なるほど、言われてみれば確かに体が軽いわ。
それにしても浄化とは。光が綺麗なだけじゃないのね。
確かにルーファス様の傷も治癒したしこの水、もしかしなくてもすごいものなのでは?
「は~この泉の水全部がポーション、いや聖水なのか? やべーな」
「それって……」
感嘆の声を上げるサイモンに神妙な顔を向け、気になることを尋ねてみる。
「飲料水として使っても大丈夫なのかしら?」
「え、そこっすか?」
呆れるような声ととても残念なものを見る目を返される。心外な。生活用水は大事よ!
とはいえ、内心では不安が渦巻く。軽い気持ちでやらかした感が否めない。
神霊サマの泉? 聖水が湧く泉がどれほど『やべー』ものなのか想像もつかない。事実、巧妙に隠されていたわけだし、知ってはいけないことだったのでは? これって報告するべきなのかしら……お父様はこの泉の存在を知っているの?
次から次へと疑問が尽きない。
ただの廃墟だと思っていたのに、とんだ秘密を暴いてしまったものだと溜息をつく。このままのんびり
少なくともピッテは喜んでいるし、悪い物ではないはずだ。
ピッテといえば、一緒に騒いでいたはずのセドリック様がいやに静かなことに気付く。
姿を探すと壁際から泉を食い入るように見つめている。
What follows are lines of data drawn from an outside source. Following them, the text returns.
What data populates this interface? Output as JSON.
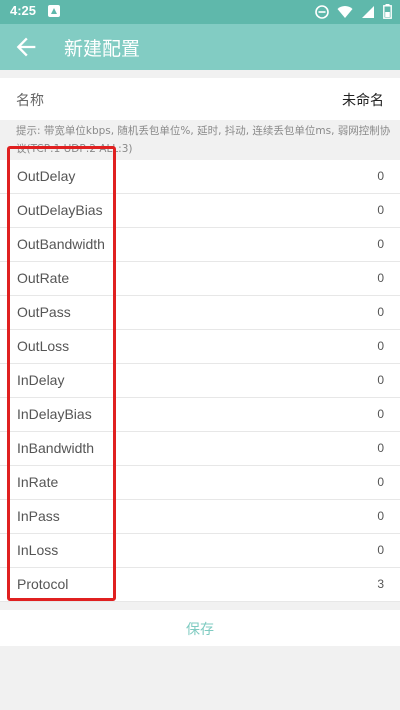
{
  "status": {
    "time": "4:25"
  },
  "appbar": {
    "title": "新建配置"
  },
  "name": {
    "label": "名称",
    "value": "未命名"
  },
  "hint": "提示: 带宽单位kbps, 随机丢包单位%, 延时, 抖动, 连续丢包单位ms, 弱网控制协议(TCP:1 UDP:2 ALL:3)",
  "params": [
    {
      "key": "OutDelay",
      "value": "0"
    },
    {
      "key": "OutDelayBias",
      "value": "0"
    },
    {
      "key": "OutBandwidth",
      "value": "0"
    },
    {
      "key": "OutRate",
      "value": "0"
    },
    {
      "key": "OutPass",
      "value": "0"
    },
    {
      "key": "OutLoss",
      "value": "0"
    },
    {
      "key": "InDelay",
      "value": "0"
    },
    {
      "key": "InDelayBias",
      "value": "0"
    },
    {
      "key": "InBandwidth",
      "value": "0"
    },
    {
      "key": "InRate",
      "value": "0"
    },
    {
      "key": "InPass",
      "value": "0"
    },
    {
      "key": "InLoss",
      "value": "0"
    },
    {
      "key": "Protocol",
      "value": "3"
    }
  ],
  "save_label": "保存",
  "colors": {
    "statusbar": "#5fb8ab",
    "appbar": "#82ccc3",
    "highlight": "#e02020",
    "save_text": "#7fcbc1"
  }
}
その表情は険しく、苦悶しているようにも見える。
やはりまずいことなんだろうか。
不安な気持ちになり彼を見つめていると、その視線がこちらに向き口が歪な弧を描く。
それは一瞬のことで、すぐにその表情は普段の彼に戻り引き続き考え込むように泉に視線を戻す。
(今の、何? 笑った……の?)
凍りくような感覚が背筋に張り付く。
柔和なセドリックから一瞬放たれた正体不明のおぞましさに呼吸が浅くなり、ひゅっと喉が鳴るのも一瞬。
外から響く咆哮にかき消された。